导出 HF Qwen3 safetensors（命名映射 + 2D 权重转置 [in,out]→[out,in] + BF16，见 T9 `docs/08`，
**201 tensors** = 18 层 × 11 + embed + norm + lm_head），存入 registry 后用 `xserv-cli` 加载并贪心生成：

```
$ xserv-cli ~/projects/tiny-models/v4-tinystories-dim768 --max-tokens 40
Model: qwen3, layers=18, hidden=768, heads=24/24 kv, vocab=50257
Loaded 201 tensors
xserv> Once upon a time, there was a little girl named Lily. She loved to play outside in the
       sunshine. One day, she saw a big, scary dog. The dog barked loudly and Lily got scared. She
xserv> One day, a little girl named Lily went to the park with her mom. She saw a big tree with
       a swing. Lily wanted to play on the swing, but she was too small. She asked her
xserv> The little girl was so happy that she had found the perfect place to hide. She stayed there
       for a long time, until it was time to go home. She said goodbye to the tree and ran back home
```

**token-match**：xserv（BF16）对 xtrain 自身贪心（F32），**3 个 prompt 全部逐 token 完全一致**（40 tok
内零分叉）——比 v3（2/3 一致）闭环更紧。

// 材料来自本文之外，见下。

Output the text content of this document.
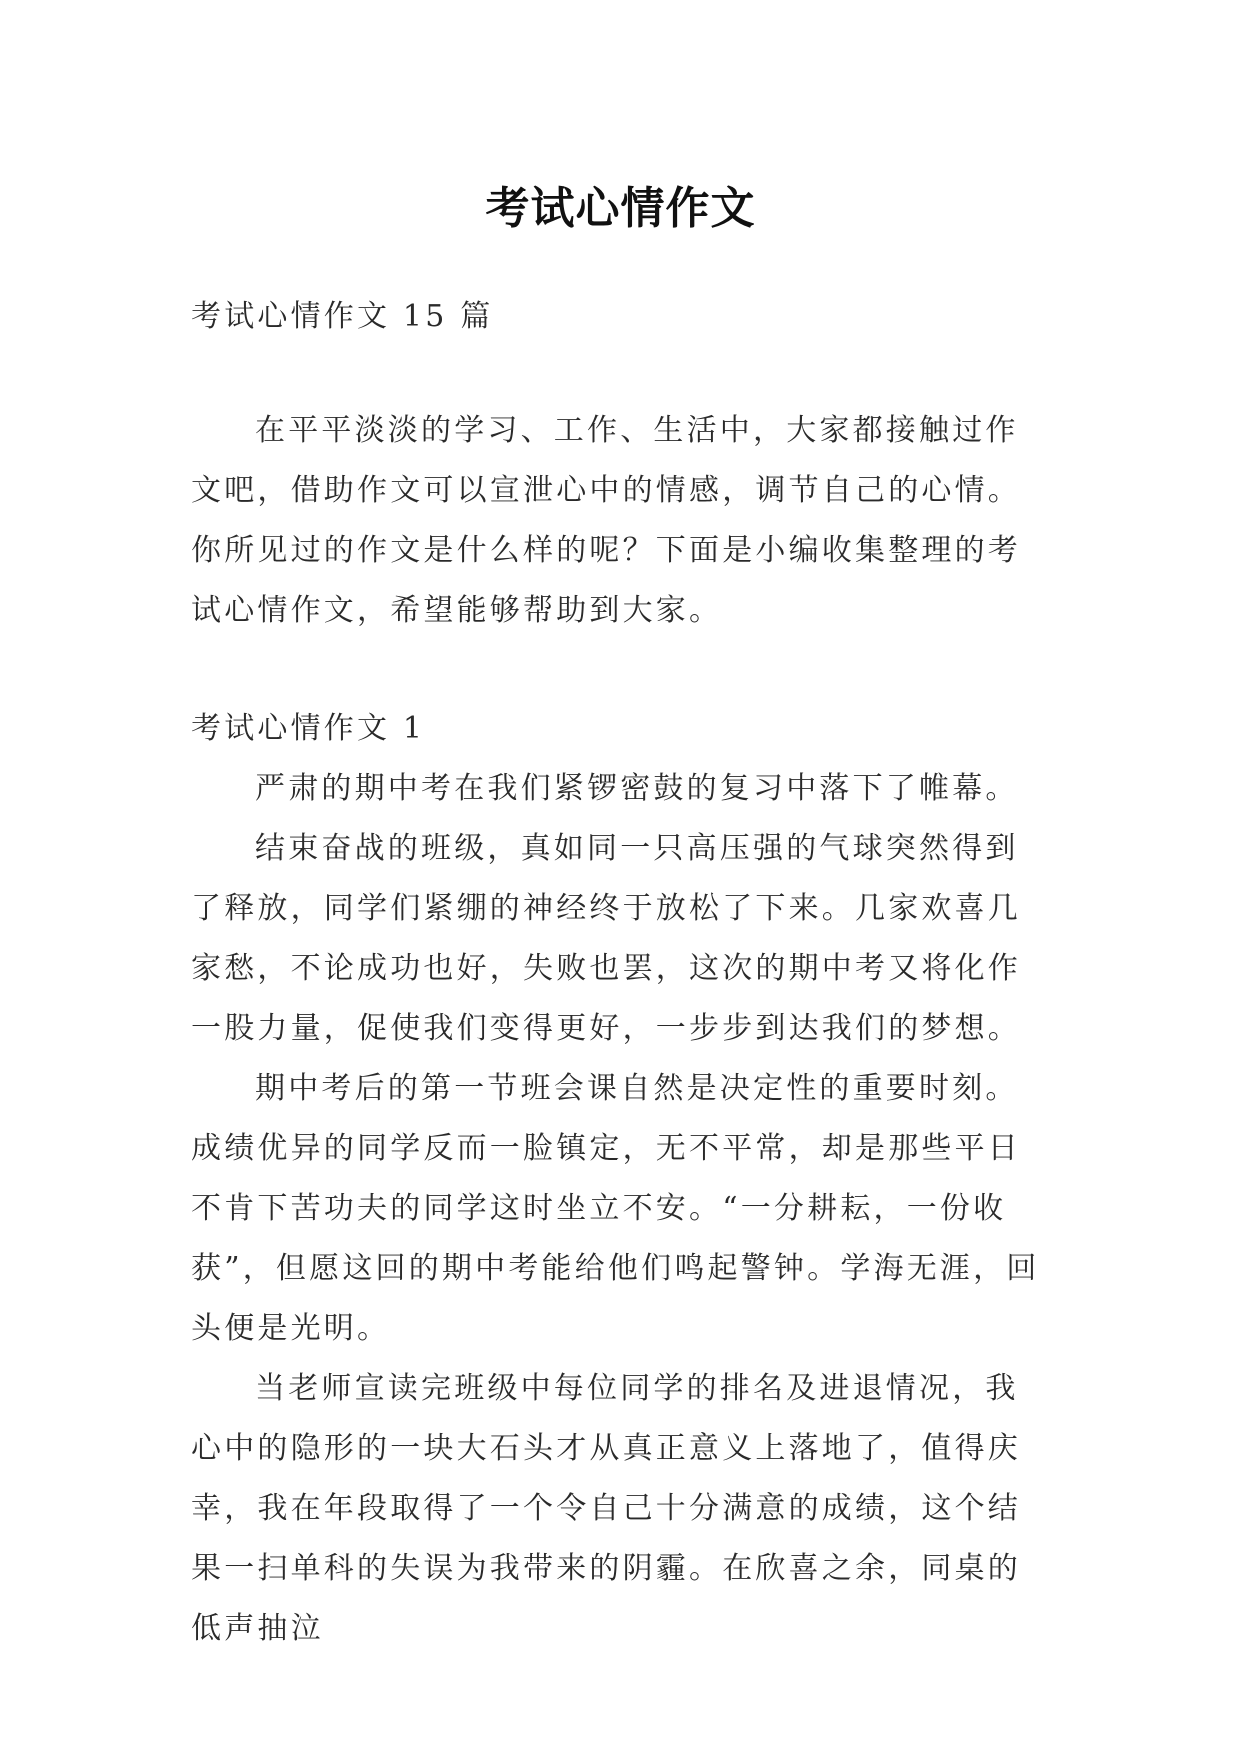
考试心情作文

考试心情作文 15 篇

在平平淡淡的学习、工作、生活中，大家都接触过作文吧，借助作文可以宣泄心中的情感，调节自己的心情。你所见过的作文是什么样的呢？下面是小编收集整理的考试心情作文，希望能够帮助到大家。

考试心情作文 1

严肃的期中考在我们紧锣密鼓的复习中落下了帷幕。

结束奋战的班级，真如同一只高压强的气球突然得到了释放，同学们紧绷的神经终于放松了下来。几家欢喜几家愁，不论成功也好，失败也罢，这次的期中考又将化作一股力量，促使我们变得更好，一步步到达我们的梦想。

期中考后的第一节班会课自然是决定性的重要时刻。成绩优异的同学反而一脸镇定，无不平常，却是那些平日不肯下苦功夫的同学这时坐立不安。“一分耕耘，一份收获”，但愿这回的期中考能给他们鸣起警钟。学海无涯，回头便是光明。

当老师宣读完班级中每位同学的排名及进退情况，我心中的隐形的一块大石头才从真正意义上落地了，值得庆幸，我在年段取得了一个令自己十分满意的成绩，这个结果一扫单科的失误为我带来的阴霾。在欣喜之余，同桌的低声抽泣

BF16 漂移在 v4（127M core）规模、40 tok 长度内仍未翻转任何贪心
取值，闭环成立。

## v5 提案

v4 的 val 曲线一路单调下到末步（无过拟合）= 仍**欠拟合**，更大模型 / 更多 token / 更广语料还能降。建议 v5：

- **bf16（KI-2，现已触发）**：v4 是 bf16 的明确触发点——dim768 fp32 per-rank batch 32 OOM。先上 bf16
  混合精度（fp32 master），激活减半即可把 batch-256 甜点区找回（throughput 进一步↑、收敛更稳），这是 v5
  最该先拉的杠杆。
- **数据**：v4 才 ~1.54 epoch 且仍欠拟合，**更多 TinyStories token**（多跑几个 epoch）大概率还能降 val；
  同时 core 已 127M，是按数据阶梯**开始广化语料**（TinyStories + 部分通用高质语料）的合适节点。两条都值得，
  先靠多 epoch TinyStories 验证「是否数据上限」，再决定是否换语料。
- **开放杠杆（按需启用）**：
  - **process-per-GPU（更高 8 卡线性）**：v4 8 卡 ~145K tok/s 已近线性，但残留 ~7% all-reduce + PCIe；若
    v5 想把 8 卡推到更高线性，可从单进程 thread-per-GPU 改 process-per-GPU。
  - **KI-4（大词表占比）**：dim768 时 embed/lm_head 仍占 77.19M / 204.63M ≈ 38%；继续放大 core 会摊薄
    占比，但若要更高效，可考虑换更小/更贴合的 tokenizer。

阶梯已参数化，v5 改 `--dim/--heads/--layers/--ffn/--steps` flag 即可；bf16 落地后 fp32/bf16 双路径并存
（pool 已 dtype-agnostic，可干净叠加，见 T12 backlog）。